Hospitals have benefited from the ACA’s implementation beginning in 2012. Now, U.S. healthcare systems and health insurers are facing high stakes in the King v. Burwell Supreme Court case. If the Supreme Court rules in favor of King, many enrollees will be unable to afford their insurance as subsidies in 34 states will be ended. This year so far, 11.4 million Americans have signed up for ACA coverage, giving hospitals more paying customers and cutting the number of charity or non-paying customers receiving emergency services. If King wins, an estimated $22 billion in potential healthcare spending is at risk and could trigger insurance premiums increases with a ripple effect of all but the sickest insurers dropping their healthcare plans.
BACKGROUND: The King v. Burwell Supreme Court case challenges the IRS regulation that allows federal subsidies (tax credits) to purchase health insurance on health care exchanges in the 34 states that did not create their own health insurance marketplaces. It is estimated that the subsidies used to purchase health insurance in these 34 states cover 7 million people. King claims ACA language limits subsidies to the 14 states that have established their own exchanges. It is likely that the justices will not issue a decision until late June.

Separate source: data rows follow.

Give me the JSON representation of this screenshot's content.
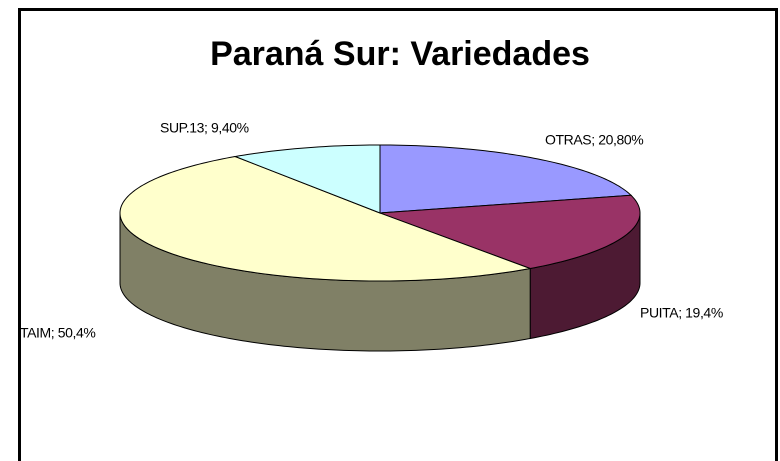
{
  "chart_data": {
    "type": "pie3d",
    "title": "Paraná Sur: Variedades",
    "values": [
      20.8,
      19.4,
      50.4,
      9.4
    ],
    "value_labels": [
      "OTRAS; 20,80%",
      "PUITA; 19,4%",
      "TAIM; 50,4%",
      "SUP.13; 9,40%"
    ],
    "colors": [
      "#9999ff",
      "#993366",
      "#ffffcc",
      "#ccffff"
    ]
  }
}
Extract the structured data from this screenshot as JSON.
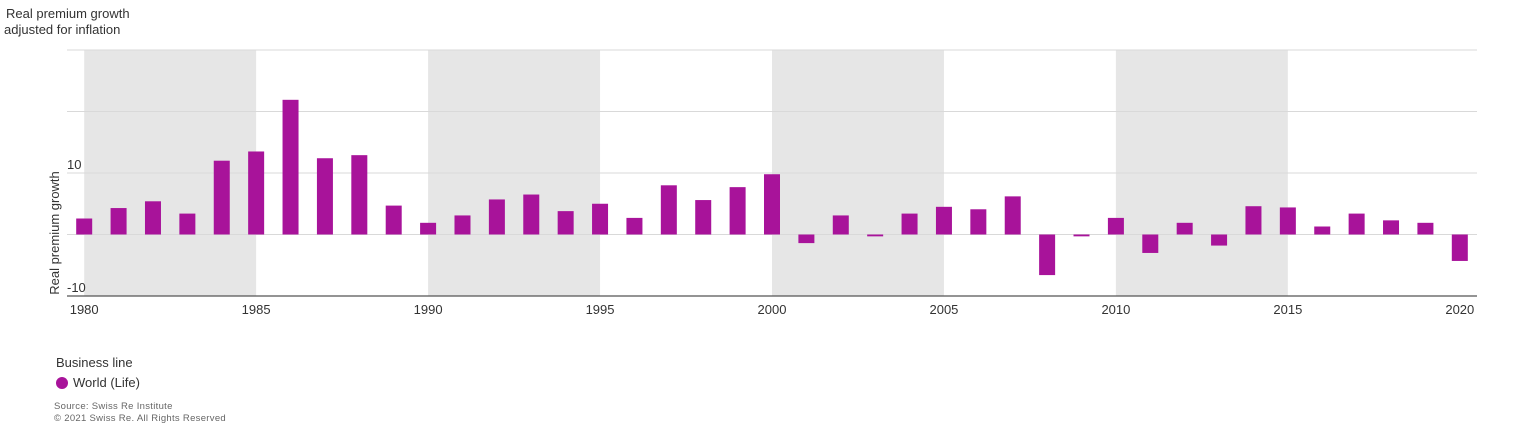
{
  "title_lines": [
    "Real premium growth",
    "adjusted for inflation"
  ],
  "legend": {
    "title": "Business line",
    "item": "World (Life)"
  },
  "source": {
    "line1": "Source: Swiss Re Institute",
    "line2": "© 2021 Swiss Re. All Rights Reserved"
  },
  "colors": {
    "bar": "#A8139A",
    "band": "#E6E6E6",
    "grid": "#D9D9D9",
    "axis": "#555555"
  },
  "chart_data": {
    "type": "bar",
    "ylabel": "Real premium growth",
    "ylim": [
      -10,
      30
    ],
    "yticks": [
      {
        "value": 10,
        "label": "10"
      },
      {
        "value": -10,
        "label": "-10"
      }
    ],
    "xticks": [
      1980,
      1985,
      1990,
      1995,
      2000,
      2005,
      2010,
      2015,
      2020
    ],
    "shaded_periods": [
      [
        1980,
        1985
      ],
      [
        1990,
        1995
      ],
      [
        2000,
        2005
      ],
      [
        2010,
        2015
      ]
    ],
    "grid": true,
    "legend_position": "bottom-left",
    "series": [
      {
        "name": "World (Life)",
        "x": [
          1980,
          1981,
          1982,
          1983,
          1984,
          1985,
          1986,
          1987,
          1988,
          1989,
          1990,
          1991,
          1992,
          1993,
          1994,
          1995,
          1996,
          1997,
          1998,
          1999,
          2000,
          2001,
          2002,
          2003,
          2004,
          2005,
          2006,
          2007,
          2008,
          2009,
          2010,
          2011,
          2012,
          2013,
          2014,
          2015,
          2016,
          2017,
          2018,
          2019,
          2020
        ],
        "values": [
          2.6,
          4.3,
          5.4,
          3.4,
          12.0,
          13.5,
          21.9,
          12.4,
          12.9,
          4.7,
          1.9,
          3.1,
          5.7,
          6.5,
          3.8,
          5.0,
          2.7,
          8.0,
          5.6,
          7.7,
          9.8,
          -1.4,
          3.1,
          -0.3,
          3.4,
          4.5,
          4.1,
          6.2,
          -6.6,
          -0.3,
          2.7,
          -3.0,
          1.9,
          -1.8,
          4.6,
          4.4,
          1.3,
          3.4,
          2.3,
          1.9,
          -4.3
        ]
      }
    ]
  }
}
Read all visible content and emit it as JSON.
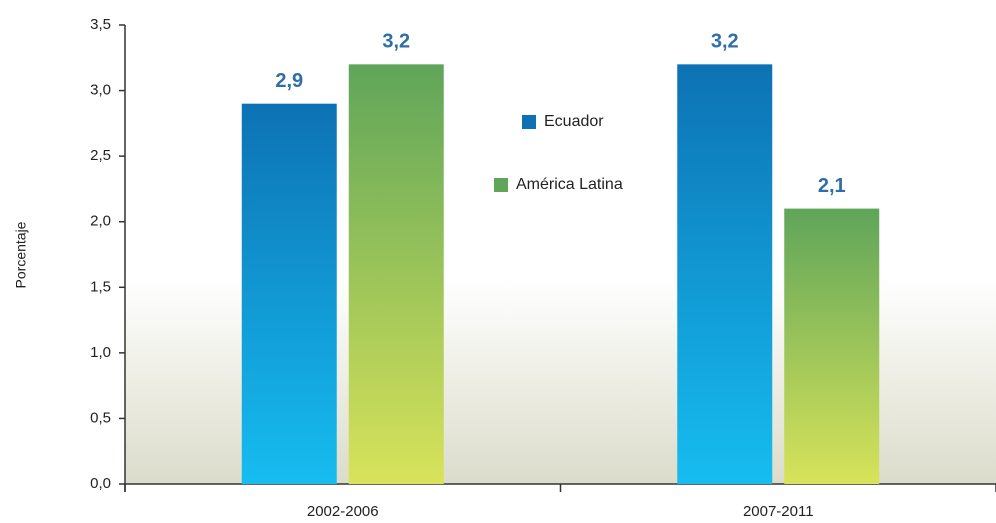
{
  "chart_data": {
    "type": "bar",
    "y_label": "Porcentaje",
    "categories": [
      "2002-2006",
      "2007-2011"
    ],
    "series": [
      {
        "name": "Ecuador",
        "color": "#0d72b4",
        "values": [
          2.9,
          3.2
        ],
        "value_labels": [
          "2,9",
          "3,2"
        ]
      },
      {
        "name": "América Latina",
        "color": "#5fa55a",
        "values": [
          3.2,
          2.1
        ],
        "value_labels": [
          "3,2",
          "2,1"
        ]
      }
    ],
    "ylim": [
      0,
      3.5
    ],
    "yticks": [
      {
        "value": 0,
        "label": "0,0"
      },
      {
        "value": 0.5,
        "label": "0,5"
      },
      {
        "value": 1,
        "label": "1,0"
      },
      {
        "value": 1.5,
        "label": "1,5"
      },
      {
        "value": 2,
        "label": "2,0"
      },
      {
        "value": 2.5,
        "label": "2,5"
      },
      {
        "value": 3,
        "label": "3,0"
      },
      {
        "value": 3.5,
        "label": "3,5"
      }
    ],
    "grid": false
  }
}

The healthcare sector has navigated many challenging environments in recent years and 2015 looks to remain challenging as hospital operating margins continue to face pressure from rising costs and weaker reimbursement due to the growth of high deductible health plans and reductions in reimbursements from the federal government. The three major credit ratings agencies gave the healthcare and hospital sector a negative outlook, citing anticipated downgrades, declining operating cash flows, and on-going uncertainties surrounding the implementation of the Affordable Care Act. And if the Court rules in favor of King and the subsidies disappear, hospitals that rely on patient revenue will incur significant financial impacts.
In recent years many hospitals have exhausted the low-hanging fruit for cost-cutting. Salaries and wages are one of the largest costs of every company, and are often the most difficult to control. How will hospitals remain competitive with wages in 2015? Other industries have been forecast with economic improvement in 2015 with wage increases expected to be larger than they have been since the beginning of the recession. Small businesses are forecasting growth which means more jobs and greater competition. Compensation that lags the market and competitors can create poor employee morale, have a negative impact on customer relations, and further decline sales. If cost cutting measures are expected to impact wages and tough decisions are to be made, hospital human resources need to get out in front of it and develop an action plan. Pay and pay scales need to be reviewed and compared to current market trends to facilitate educated and informed decisions. All options need to be thoroughly explored. A good communication plan with employees is also critical. It’s up for you to set the tone for employees. The best approach is to be positive and truthful about the challenges facing your organization.